Pakistan Government Borrowing FY2026 Surges as Weekly Debt Increases by Rs339 Billion

Pakistan Government Borrowing FY2026 has climbed significantly after the federal government added Rs339.39 billion in fresh debt during the week ended March 20, 2026. According to the central bank’s weekly estimates, this borrowing has pushed the cumulative net borrowing for the ongoing fiscal year to approximately Rs1.23 trillion, highlighting mounting fiscal pressures and the government’s reliance on domestic financing sources.

The latest data shows that borrowing activity remains largely driven by budgetary requirements, while repayments were recorded in commodity operations and other categories.

Pakistan Government Borrowing FY2026: Weekly Breakdown

Government borrowing is divided into three categories based on purpose: budgetary support, commodity operations, and others. During the reported week, the largest share of borrowing was directed toward budgetary support.

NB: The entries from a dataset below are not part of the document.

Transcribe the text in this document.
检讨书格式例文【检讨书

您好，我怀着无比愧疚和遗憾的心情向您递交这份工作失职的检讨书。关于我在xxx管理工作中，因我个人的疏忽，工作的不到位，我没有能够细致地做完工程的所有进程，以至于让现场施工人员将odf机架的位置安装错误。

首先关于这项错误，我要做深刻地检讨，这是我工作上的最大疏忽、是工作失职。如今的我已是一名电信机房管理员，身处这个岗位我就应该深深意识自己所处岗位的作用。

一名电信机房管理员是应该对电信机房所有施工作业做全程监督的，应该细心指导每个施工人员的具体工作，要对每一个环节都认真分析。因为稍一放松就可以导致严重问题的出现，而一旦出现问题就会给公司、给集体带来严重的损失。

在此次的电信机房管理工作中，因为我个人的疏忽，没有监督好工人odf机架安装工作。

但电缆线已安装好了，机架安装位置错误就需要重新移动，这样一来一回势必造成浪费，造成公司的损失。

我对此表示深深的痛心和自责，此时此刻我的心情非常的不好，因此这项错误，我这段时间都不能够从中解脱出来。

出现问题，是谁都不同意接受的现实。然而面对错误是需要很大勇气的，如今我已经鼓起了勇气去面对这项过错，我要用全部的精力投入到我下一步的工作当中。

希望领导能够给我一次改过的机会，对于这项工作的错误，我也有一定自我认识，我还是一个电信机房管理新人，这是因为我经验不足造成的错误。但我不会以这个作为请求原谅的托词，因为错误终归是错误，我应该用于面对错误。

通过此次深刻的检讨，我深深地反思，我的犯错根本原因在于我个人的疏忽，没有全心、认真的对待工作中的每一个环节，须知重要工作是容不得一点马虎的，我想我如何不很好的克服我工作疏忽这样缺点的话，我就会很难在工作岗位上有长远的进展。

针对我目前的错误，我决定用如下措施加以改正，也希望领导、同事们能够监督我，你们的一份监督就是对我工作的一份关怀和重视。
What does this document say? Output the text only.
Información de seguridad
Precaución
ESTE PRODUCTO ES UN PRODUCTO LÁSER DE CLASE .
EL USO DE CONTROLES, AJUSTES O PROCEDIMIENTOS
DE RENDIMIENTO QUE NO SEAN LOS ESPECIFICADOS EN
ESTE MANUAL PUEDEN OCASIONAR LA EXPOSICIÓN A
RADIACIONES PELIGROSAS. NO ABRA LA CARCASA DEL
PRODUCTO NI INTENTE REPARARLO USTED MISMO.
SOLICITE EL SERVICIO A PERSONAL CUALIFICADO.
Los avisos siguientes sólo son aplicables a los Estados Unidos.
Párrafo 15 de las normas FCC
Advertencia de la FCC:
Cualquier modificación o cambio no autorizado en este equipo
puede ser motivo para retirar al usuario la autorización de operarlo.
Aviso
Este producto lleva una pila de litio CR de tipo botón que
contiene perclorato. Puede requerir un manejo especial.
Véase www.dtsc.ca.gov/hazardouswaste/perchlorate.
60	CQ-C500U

For budgetary support, the government borrowed Rs344.03 billion. At the same time, Rs3.97 billion was retired under commodity operations, while Rs662 million was repaid under the category classified as others. These repayments slightly offset the overall increase but were not enough to counter the heavy borrowing for fiscal expenditures.

This weekly activity pushed cumulative borrowing figures for FY2026 to Rs1.27 trillion for budgetary support. Meanwhile, repayments for commodity operations reached Rs42.73 billion, and Rs1.24 billion was retired under the others category.

Heavy Dependence on Banks for Budgetary Financing

Pakistan Government Borrowing FY2026 continues to rely heavily on two major domestic sources: the State Bank of Pakistan and scheduled commercial banks. These institutions remain the backbone of government financing, particularly for managing fiscal deficits.

Interestingly, the government has repaid a substantial net amount of Rs1.36 trillion to the State Bank of Pakistan during the current fiscal year. This includes repayments of Rs1.77 trillion by the federal government. However, this reduction was partially offset by provincial borrowing of Rs464.1 billion.

Additionally, the governments of Azad Jammu and Kashmir and Gilgit-Baltistan also contributed to net repayments, retiring Rs22.81 billion and Rs28.3 billion respectively. This suggests an effort to reduce direct central bank exposure, in line with broader monetary discipline objectives.

Scheduled Banks Continue to Fund Fiscal Gap

While repayments to the central bank increased, the government significantly expanded borrowing from scheduled banks. Overall, the government borrowed a net total of Rs2.63 trillion from commercial banks during Pakistan Government Borrowing FY2026.

Out of this amount, the federal government accounted for Rs2.87 trillion in borrowing. In contrast, provincial governments collectively retired Rs240.25 billion, partially balancing the overall figure. This shift indicates a deliberate strategy to move financing from the central bank to market-based sources.

What Pakistan Government Borrowing FY2026 Means for the Economy

The sharp rise in Pakistan Government Borrowing FY2026 reflects continued fiscal pressure amid growing expenditure needs. Increased borrowing for budgetary support signals that revenue generation remains insufficient to meet spending commitments.

Heavy reliance on scheduled banks may also impact private sector credit availability. When banks allocate significant funds to government securities, lending to businesses may slow down, potentially affecting economic growth and investment activity.

At the same time, repayments to the State Bank of Pakistan indicate adherence to commitments aimed at reducing inflationary financing. This shift toward commercial bank borrowing is generally considered more disciplined but may still increase domestic debt servicing costs.

Outlook for Pakistan Government Borrowing FY2026

With cumulative borrowing already crossing Rs1.23 trillion, Pakistan Government Borrowing FY2026 is expected to remain elevated in the coming months. Fiscal consolidation efforts, revenue enhancement measures, and expenditure management will play crucial roles in determining whether borrowing levels stabilize.

Economic observers will closely monitor upcoming weekly data to assess whether borrowing continues at the current pace or slows down. Sustained high borrowing could influence interest rates, inflation expectations, and overall macroeconomic stability.